Sementara itu Al Araf mengatakan, pelibatan TNI di negara manapun selalu dimungkinkan untuk menangani aksi terorisme. Dengan demikian, ia menyampaikan, hambatan pembahasan RUU Antiterorisme yang meliputi persoalan perumusan definisi, judul, dan pelibatan TNI seharusnya sudah selesai.
Hal senada juga diungkapkan Mantan Kepala Badan Nasional Penanggulangan Terorisme (BNPT) Ansyaad Mbai. Ansyaad mengatakan, melihat peta perumusan RUU Antiterorisme yang sangat a lot di parlemen, ia menuding di dalam Pansus RUU Antiterorisme ada pihak-pihak yang tidak memahami masalah terorisme dan tidak mampu menangkap makna semangat merevisi undang-undang tersebut.
Menurut Ansyaad, UU Antiterorisme merupakan kebutuhan mendesak. Namun, perumusannya berlarut-larut karena terbelenggu beberapa poin yang menurutnya sudah tuntas dibahas.
“Semangat yang utama adalah bagaimana caranya supaya kita bisa bertindak proaktif. Penanganan terorisme yang sekarang ini sifatnya reaktif. Setelah ada kejadian bom baru bergerak. Begitu terlambat,” ujar Ansyaad.
Pembahasan tertutup
Ketua Setara Institute Hendardi menyoroti pembahasan RUU Antiterorisme di DPR yang dilakukan secara tertutup. Hal itu mengakibatkan publik tidak bisa mengetahui proses pembahasannya. Pembahasan yang tertutup membuka potensi tarik menarik menarik kepentingan terhadap substansi di undang-undang tersebut, sehingga pembahasannya menjadi lambat.
Al Araf meminta DPR harus membuka perdebatan pembahasa RUU tersebut, karena jika dilakukan secara tertutup akan muncul kecurigaan akan adanya kepentingan kontestasi. Al Araf mendesak ketua Pansus mengambil sikap, karena isu terorisme saat ini sudah sedemikian genting dan mengancam keamanan nasional, sehingga pembahasan RUU Antiterorisme harus mendapat ruang dan masukan dari public.

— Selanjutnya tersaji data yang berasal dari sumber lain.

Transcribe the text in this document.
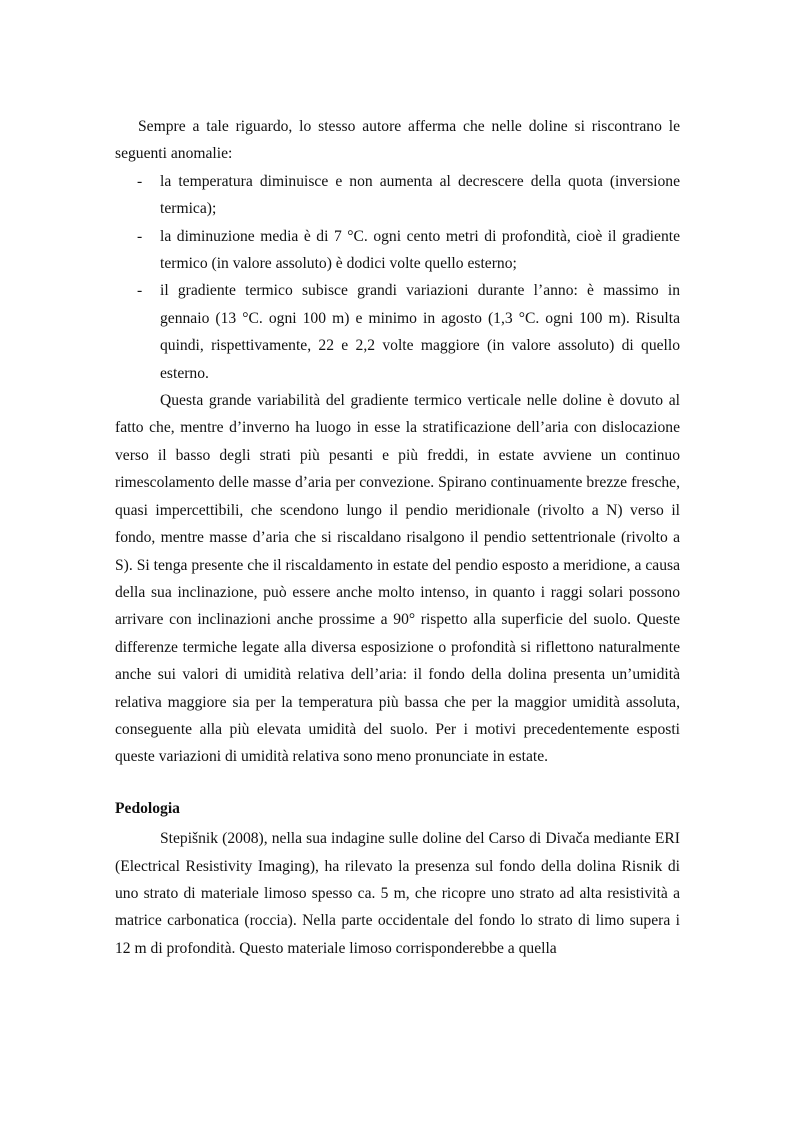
Sempre a tale riguardo, lo stesso autore afferma che nelle doline si riscontrano le seguenti anomalie:

- la temperatura diminuisce e non aumenta al decrescere della quota (inversione termica);
- la diminuzione media è di 7 °C. ogni cento metri di profondità, cioè il gradiente termico (in valore assoluto) è dodici volte quello esterno;
- il gradiente termico subisce grandi variazioni durante l’anno: è massimo in gennaio (13 °C. ogni 100 m) e minimo in agosto (1,3 °C. ogni 100 m). Risulta quindi, rispettivamente, 22 e 2,2 volte maggiore (in valore assoluto) di quello esterno.

Questa grande variabilità del gradiente termico verticale nelle doline è dovuto al fatto che, mentre d’inverno ha luogo in esse la stratificazione dell’aria con dislocazione verso il basso degli strati più pesanti e più freddi, in estate avviene un continuo rimescolamento delle masse d’aria per convezione. Spirano continuamente brezze fresche, quasi impercettibili, che scendono lungo il pendio meridionale (rivolto a N) verso il fondo, mentre masse d’aria che si riscaldano risalgono il pendio settentrionale (rivolto a S). Si tenga presente che il riscaldamento in estate del pendio esposto a meridione, a causa della sua inclinazione, può essere anche molto intenso, in quanto i raggi solari possono arrivare con inclinazioni anche prossime a 90° rispetto alla superficie del suolo. Queste differenze termiche legate alla diversa esposizione o profondità si riflettono naturalmente anche sui valori di umidità relativa dell’aria: il fondo della dolina presenta un’umidità relativa maggiore sia per la temperatura più bassa che per la maggior umidità assoluta, conseguente alla più elevata umidità del suolo. Per i motivi precedentemente esposti queste variazioni di umidità relativa sono meno pronunciate in estate.

Pedologia

Stepišnik (2008), nella sua indagine sulle doline del Carso di Divača mediante ERI (Electrical Resistivity Imaging), ha rilevato la presenza sul fondo della dolina Risnik di uno strato di materiale limoso spesso ca. 5 m, che ricopre uno strato ad alta resistività a matrice carbonatica (roccia). Nella parte occidentale del fondo lo strato di limo supera i 12 m di profondità. Questo materiale limoso corrisponderebbe a quella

“Pembahasan tertutup itu seharusnya ditiadakan, sehingga banyak masukan-masukan yang baik dalam pembahasan,” ujar Al Araf.
Risa mengakui pembahasan RUU Antiterorisme selama ini memang dilakukan secara tertutup. Ia sepakat agar rapat Pansus ke depan dilakukan secara terbuka.
Lebih lanjut ia menjelaskan, setelah pembahasan di Pansus RUU Antiterorisme di masa persidangan pada Mei 2018 tuntas, proses selanjutnya kepada Tim Perumus. Setelah itu nanti akan dibawa ke Tim Sinkronisasi. Risa mengharapkan pembahasan RUU Antiterorisme bisa dirampungkan pada masa sidang nanti.